NASA's newest deep space rocket built by Boeing might have to stay grounded a little while longer.

The Space Launch System was designed to return US astronauts to the moon by 2024 as part of NASA's Artemis Program.

During an engine test on Saturday, all four of the Space Launch System's engines were ignited together for the first time, but that only lasted over a minute, well below the roughly eight-minute target for the test, designed to simulate the internal conditions of a real liftoff.

It was a crucial test meant to cap a nearly year-long campaign by NASA and Boeing, before a debut unmanned launch later this year.

The premature end of Saturday's test is just the latest in a series of setbacks.

The SLS is three years behind schedule, and nearly $3 billion over budget.

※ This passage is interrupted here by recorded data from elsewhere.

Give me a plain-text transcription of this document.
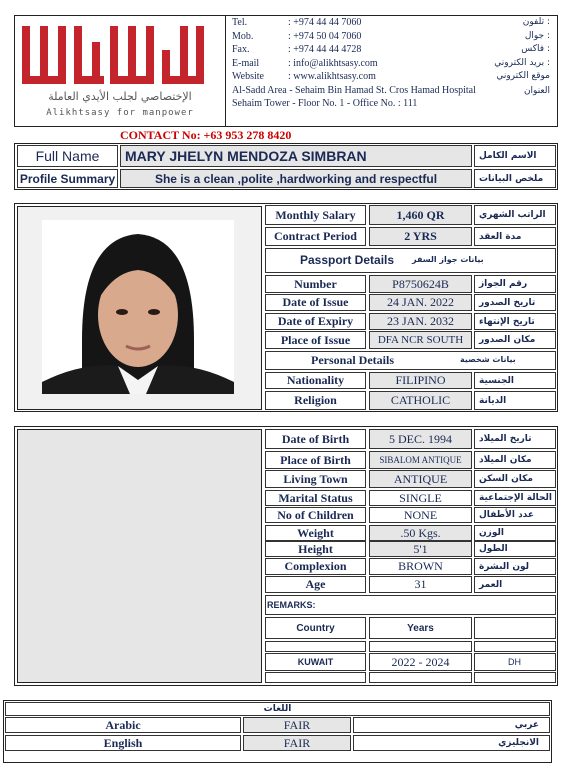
الإختصاصي لجلب الأيدي العاملة
Alikhtsasy for manpower
Tel.	: +974 44 44 7060	تلفون :
Mob.	: +974 50 04 7060	جوال :
Fax.	: +974 44 44 4728	فاكس :
E-mail	: info@alikhtsasy.com	بريد الكتروني :
Website : www.alikhtsasy.com	موقع الكتروني
Al-Sadd Area - Sehaim Bin Hamad St. Cros Hamad Hospital	العنوان
Sehaim Tower - Floor No. 1 - Office No. : 111
CONTACT No: +63 953 278 8420
Full Name	MARY JHELYN MENDOZA SIMBRAN	الاسم الكامل
Profile Summary	She is a clean ,polite ,hardworking and respectful	ملخص البيانات
Monthly Salary	1,460 QR	الراتب الشهري
Contract Period	2 YRS	مدة العقد
Passport Details بيانات جواز السفر
Number	P8750624B	رقم الجواز
Date of Issue	24 JAN. 2022	تاريخ الصدور
Date of Expiry	23 JAN. 2032	تاريخ الإنتهاء
Place of Issue	DFA NCR SOUTH	مكان الصدور
Personal Details	بيانات شخصية
Nationality	FILIPINO	الجنسية
Religion	CATHOLIC	الديانة
Date of Birth	5 DEC. 1994	تاريخ الميلاد
Place of Birth	SIBALOM ANTIQUE	مكان الميلاد
Living Town	ANTIQUE	مكان السكن
Marital Status	SINGLE	الحالة الإجتماعية
No of Children	NONE	عدد الأطفال
Weight	.50 Kgs.	الوزن
Height	5'1	الطول
Complexion	BROWN	لون البشرة
Age	31	العمر
REMARKS:
Country	Years
KUWAIT	2022 - 2024	DH
اللغات
Arabic	FAIR	عربي
English	FAIR	الانجليزي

It also faces mounting competition from rival heavy-lifters in the aerospace market like Elon Musks's SpaceX.

It's unclear if there will be another test before its official launch, but the project's program manager told reporters that decision may come as soon as next month.

Video Transcript

- NASAs newest deep space rocket built by Boeing might have to stay grounded a little while longer. The Space Launch System was designed to return US astronauts to the moon by 2024, as part of NASAs Artemis Program. During an engine test on Saturday, all four of SLSs engines were ignited together for the first time, but that only lasted over a minute, well below the roughly eight-minute target for the test designed to simulate the internal conditions of a real liftoff.

It was a crucial test meant to nearly year-long campaign by NASA and Boeing before a debut unmanned launch later this year. The premature end of Saturdays test is just the latest in a series of setbacks. The SLS is three years behind schedule and nearly $3 billion over budget.

It also faces mounting competition from rival heavy lifters in the aerospace market, like Elon Musks SpaceX. It's unclear if there will be another test before its official launch, but the projects program manager told reporters that decision may come as soon as next month.